I rage walked the rest of the way home, adding that morning’s drama to a catalog of other near misses from the last few weeks:

~A woman with her dog on a long training leash saw me approaching them while riding my bike on the Eastern Trail, and let it wander right into my path anyway, forcing me to slam on my brakes so hard I thought I was going ass over teakettle for sure. She said nothing,

~A couple who scooped up their unleashed Yorkie with only seconds to spare as I came around a corner on the same trail, and smiled good morning at me completely unaware they had almost set a tragedy in motion,

~Two entirely other  occasions when someone nearly drove into me because they were on their phones. My shouting stopped one driver, and the other drove past an instant before I stepped into a (you guessed it) crosswalk,

~And my personal favorite (sarcasm), when I rode up on two women walking a good distance ahead of me, but so engrossed in their conversation they didn’t realize that they were beginning to walk in a widening V pattern apart from each other, and that it was going to be impossible for me to pass on either side of them. But they also suddenly stopped, talking across the path to each other, but not close enough to create room for me to pass either on the left, the right, or God forbid, the middle (I did think I might have to blow between them to avoid either slamming on my breaks, or ride straight into the woods off the path.  So I shouted them out of their reverie with a hearty “ON YOUR RIGHT”,  just in the nick of time. Woman On The Right turned and laughed at me, as if I had embarrassed myself by like omg being sooooo dramatic.

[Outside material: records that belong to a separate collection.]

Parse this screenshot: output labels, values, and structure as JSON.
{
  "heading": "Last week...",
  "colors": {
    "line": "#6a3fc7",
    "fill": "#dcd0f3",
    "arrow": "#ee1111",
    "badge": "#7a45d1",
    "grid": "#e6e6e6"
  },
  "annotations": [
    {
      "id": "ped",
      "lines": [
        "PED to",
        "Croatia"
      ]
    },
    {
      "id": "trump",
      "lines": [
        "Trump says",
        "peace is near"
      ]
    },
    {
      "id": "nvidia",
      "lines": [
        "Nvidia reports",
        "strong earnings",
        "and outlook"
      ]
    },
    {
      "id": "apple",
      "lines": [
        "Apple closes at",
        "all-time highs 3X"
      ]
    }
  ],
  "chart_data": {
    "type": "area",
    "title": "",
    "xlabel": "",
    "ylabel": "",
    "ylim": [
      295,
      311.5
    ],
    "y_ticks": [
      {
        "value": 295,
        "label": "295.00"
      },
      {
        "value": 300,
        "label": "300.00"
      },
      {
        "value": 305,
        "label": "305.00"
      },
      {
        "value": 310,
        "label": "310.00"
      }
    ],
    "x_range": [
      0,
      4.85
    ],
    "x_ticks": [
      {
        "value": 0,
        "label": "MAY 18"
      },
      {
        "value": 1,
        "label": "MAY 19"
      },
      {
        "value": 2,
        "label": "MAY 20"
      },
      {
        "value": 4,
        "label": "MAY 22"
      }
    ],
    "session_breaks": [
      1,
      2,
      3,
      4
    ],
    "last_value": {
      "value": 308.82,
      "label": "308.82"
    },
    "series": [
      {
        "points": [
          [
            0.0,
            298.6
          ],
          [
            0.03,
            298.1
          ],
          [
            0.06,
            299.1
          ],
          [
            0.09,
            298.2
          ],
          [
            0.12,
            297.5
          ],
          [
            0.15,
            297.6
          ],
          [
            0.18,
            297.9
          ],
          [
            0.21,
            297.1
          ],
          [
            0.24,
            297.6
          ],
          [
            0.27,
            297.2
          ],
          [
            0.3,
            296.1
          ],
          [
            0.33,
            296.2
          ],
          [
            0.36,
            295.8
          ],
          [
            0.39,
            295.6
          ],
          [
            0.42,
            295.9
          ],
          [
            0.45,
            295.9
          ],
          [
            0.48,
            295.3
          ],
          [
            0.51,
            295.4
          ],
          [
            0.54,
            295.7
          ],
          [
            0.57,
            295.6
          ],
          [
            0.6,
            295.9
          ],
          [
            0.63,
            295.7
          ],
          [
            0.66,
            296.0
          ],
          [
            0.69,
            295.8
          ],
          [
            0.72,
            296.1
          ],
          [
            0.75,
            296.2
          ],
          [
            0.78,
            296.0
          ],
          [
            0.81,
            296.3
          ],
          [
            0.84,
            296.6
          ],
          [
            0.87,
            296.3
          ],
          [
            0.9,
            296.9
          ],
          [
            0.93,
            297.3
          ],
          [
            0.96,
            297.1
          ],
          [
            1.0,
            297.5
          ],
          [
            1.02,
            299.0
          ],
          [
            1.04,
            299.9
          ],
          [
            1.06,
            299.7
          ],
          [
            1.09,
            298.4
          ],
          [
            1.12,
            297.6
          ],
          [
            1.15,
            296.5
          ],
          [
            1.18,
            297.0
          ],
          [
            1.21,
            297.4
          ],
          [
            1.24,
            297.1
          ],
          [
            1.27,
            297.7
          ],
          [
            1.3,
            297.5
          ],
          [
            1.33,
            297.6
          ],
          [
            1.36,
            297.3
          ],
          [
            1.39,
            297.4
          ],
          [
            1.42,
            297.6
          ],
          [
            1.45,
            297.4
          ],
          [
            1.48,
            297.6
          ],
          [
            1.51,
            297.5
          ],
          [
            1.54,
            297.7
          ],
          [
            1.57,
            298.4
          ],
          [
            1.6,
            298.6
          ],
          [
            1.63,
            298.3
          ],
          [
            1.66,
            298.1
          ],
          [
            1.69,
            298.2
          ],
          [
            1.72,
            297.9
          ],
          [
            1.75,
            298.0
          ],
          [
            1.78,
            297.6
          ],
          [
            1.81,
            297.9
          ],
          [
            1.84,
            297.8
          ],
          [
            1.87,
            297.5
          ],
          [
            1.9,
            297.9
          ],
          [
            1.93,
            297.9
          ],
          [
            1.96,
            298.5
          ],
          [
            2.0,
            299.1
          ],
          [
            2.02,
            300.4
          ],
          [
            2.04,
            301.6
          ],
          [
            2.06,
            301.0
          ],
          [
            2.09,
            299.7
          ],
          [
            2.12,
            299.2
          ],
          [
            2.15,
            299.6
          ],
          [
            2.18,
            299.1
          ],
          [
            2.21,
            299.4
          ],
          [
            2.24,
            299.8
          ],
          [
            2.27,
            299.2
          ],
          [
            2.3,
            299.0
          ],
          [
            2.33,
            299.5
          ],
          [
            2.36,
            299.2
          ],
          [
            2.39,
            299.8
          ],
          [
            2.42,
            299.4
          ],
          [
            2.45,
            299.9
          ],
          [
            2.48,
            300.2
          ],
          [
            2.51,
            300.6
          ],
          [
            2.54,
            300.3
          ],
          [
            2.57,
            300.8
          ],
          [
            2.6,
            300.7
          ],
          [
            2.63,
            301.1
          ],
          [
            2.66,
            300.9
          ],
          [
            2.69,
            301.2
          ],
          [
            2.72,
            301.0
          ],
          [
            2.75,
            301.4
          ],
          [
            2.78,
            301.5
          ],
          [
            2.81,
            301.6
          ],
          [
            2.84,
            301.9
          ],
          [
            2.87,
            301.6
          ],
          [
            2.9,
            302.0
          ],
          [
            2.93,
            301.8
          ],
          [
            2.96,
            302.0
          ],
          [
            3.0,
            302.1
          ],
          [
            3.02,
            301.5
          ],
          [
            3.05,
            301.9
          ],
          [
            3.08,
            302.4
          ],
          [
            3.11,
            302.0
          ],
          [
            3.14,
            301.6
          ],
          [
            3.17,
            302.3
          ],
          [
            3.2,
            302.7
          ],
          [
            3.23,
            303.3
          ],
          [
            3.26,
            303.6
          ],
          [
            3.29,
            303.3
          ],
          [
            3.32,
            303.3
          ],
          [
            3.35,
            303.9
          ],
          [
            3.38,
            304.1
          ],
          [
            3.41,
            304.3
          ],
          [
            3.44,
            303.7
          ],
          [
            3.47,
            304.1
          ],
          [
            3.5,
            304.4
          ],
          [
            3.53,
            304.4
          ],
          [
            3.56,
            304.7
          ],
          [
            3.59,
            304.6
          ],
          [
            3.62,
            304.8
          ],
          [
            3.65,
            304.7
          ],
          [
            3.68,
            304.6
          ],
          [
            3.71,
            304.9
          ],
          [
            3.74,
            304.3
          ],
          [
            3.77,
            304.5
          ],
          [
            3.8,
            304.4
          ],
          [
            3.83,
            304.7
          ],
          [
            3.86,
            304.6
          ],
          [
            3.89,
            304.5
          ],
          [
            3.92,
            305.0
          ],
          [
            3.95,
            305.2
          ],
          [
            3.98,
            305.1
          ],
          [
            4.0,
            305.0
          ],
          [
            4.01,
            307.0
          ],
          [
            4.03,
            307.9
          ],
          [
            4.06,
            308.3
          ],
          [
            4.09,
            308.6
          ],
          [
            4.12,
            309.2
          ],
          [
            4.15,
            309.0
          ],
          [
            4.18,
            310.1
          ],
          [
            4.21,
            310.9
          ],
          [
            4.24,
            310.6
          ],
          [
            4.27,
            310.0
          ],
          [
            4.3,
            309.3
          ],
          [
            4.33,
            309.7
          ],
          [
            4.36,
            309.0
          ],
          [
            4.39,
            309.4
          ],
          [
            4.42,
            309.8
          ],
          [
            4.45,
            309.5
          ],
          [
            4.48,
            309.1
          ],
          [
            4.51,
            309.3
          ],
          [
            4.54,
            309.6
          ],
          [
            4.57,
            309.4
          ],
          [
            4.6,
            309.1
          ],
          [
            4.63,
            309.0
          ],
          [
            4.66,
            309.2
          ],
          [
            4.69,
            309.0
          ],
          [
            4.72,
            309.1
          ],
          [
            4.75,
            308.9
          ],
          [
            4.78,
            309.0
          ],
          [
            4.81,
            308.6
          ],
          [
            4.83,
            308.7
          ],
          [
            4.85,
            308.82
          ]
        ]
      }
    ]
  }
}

Friends, I know that you know that I never say this but: WHAT THE FUCK IS WRONG WITH PEOPLE???

I’m kidding. I think.

I mean, I already know the answer. Everyone is abjectly terrified right now. No one is in their bodies. They’re either terrified because they‘ve been propagandized to believe in the onslaught of dark fascist lies that pretend to be the truth, or they’re terrified that we live in a country where there are enough people who actually believe those lies, to support the hate they justify.

It’s impossible to be present when we’re toxic with anxiety. We shrink into ourselves when we are afraid. The self-centered fear that can take over is ugly.

I’ve been writing for a while about how to keep living with joy and purpose in a world that is struggling against the waves of right-wing extremism that are (unfortunately now a worldwide phenomenon) crashing over country after country. Toxic entitlement and power becomes justifiable when we forget who we really are, that our greatest strengths as human beings are compassion and empathy. When we give in to the idea that it’s ok to blame and hurt other people for our pain, when we feel like it’s ok to retreat into a “better than” position, and to disqualify, objectify and “other” our human siblings, we are not our true selves. Especially if we fall victim to the biggest lie of all, that we deserve only good and easy and smooth in our lives.

But it’s never decent to turn our backs on those who have less, who are different, or who are vulnerable.

The way through this dark time is to refuse to give in to it. Joy and hope are the lifelines out of the prison of bigotry and self-centeredness that fear shoves us into. Sometimes we need to fake it till we make it, practicing  love even if we don’t feel it.

But the way forward is always to keep our eyes open. To really look at ourselves, first. And then to remember our own and other’s humanity is not invisible. It’s there, right there. We only need to see it.